Fairland to host relay, adds new team to event
Published 9:46 am Thursday, February 23, 2012
ROME TOWNSHIP — It’s only fitting: This year’s Relay for Life will have a new venue so there ought to be a new team participating.
The fundraiser for cancer research that is billed as a communitywide slumber party is scheduled for May 18 and 19, at the Fairland High School football field. This is the first time the event has been in the eastern part of the county since 2007, when it was for years at the county fairgrounds.
To commemorate the change of scene Fairland High’s student council will have a Relay team for the first time, joining the school’s National Honor Society, a veteran participant. Coming up with the idea was Hunter Schenewark, a sophomore member of the council.
“I know there are a lot of people affected with cancer,” Schenewark said. “I saw my grandfather struggle for a number of years. And I watched my older brother and mother participate (in Relay). They put the example. It is important we participate. It goes to a great cause and sets the example for other schools.”
At the Relay, which starts on a Friday evening and lasts through noon Saturday, teams choose a theme and hold fundraisers before the event as well as during the weekend to bring in dollars for cancer research.

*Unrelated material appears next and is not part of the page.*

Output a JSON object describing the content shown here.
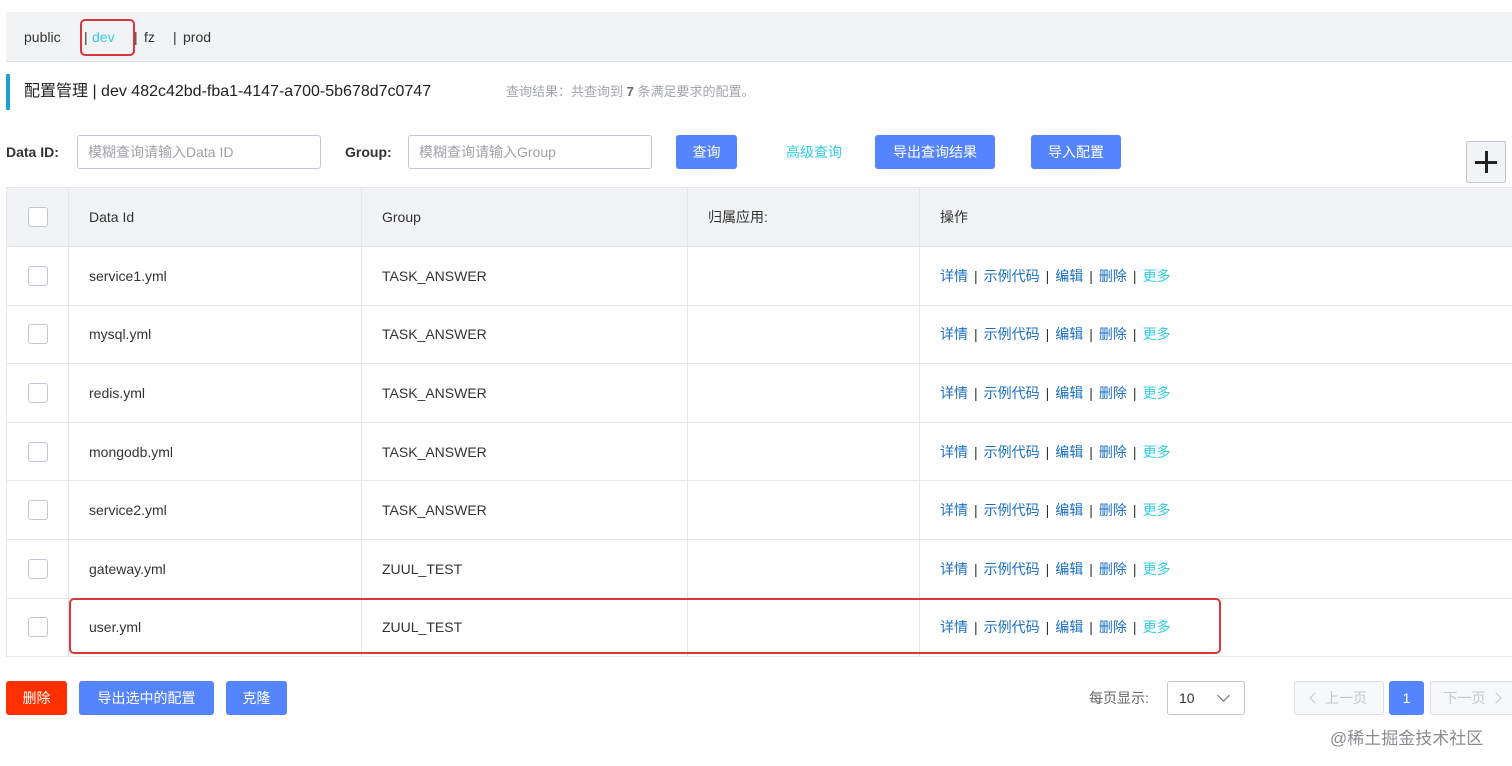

A feature of the Relay is that participants stay awake through the night as a symbol of the fact that cancer never sleeps. And before the festivities begin, there is a survivors’ walk where everyone who has conquered the disease can walk. Throughout the evening and next morning teams continue to raise money. All money goes to the American Cancer Society.
The student council team is taking as its theme, “Singing for a Cure,” and will raise money by selling opportunities to sing karaoke.
“I like the whole idea of helping others,” Lexx Wright, a senior student council member, said. “We are doing fundraisers with different grades and all of us members will walk with the survivors.”
Right now the student council team has a goal of $3,500 with at least $1,500 of that raised already. Donations have come from Interstate Batteries of Huntington for $1,000; Short Stitch Custom Embroidery and Rebolt, both of Proctorville, for $100 each; and $300 from the school’s athletic boosters.
Anyone wanting to make a donation may do so by writing a check to the American Cancer Society and send it in care of Mindy Clark, Fairland High School student council, 812 County Road 411, Proctorville, OH 45669.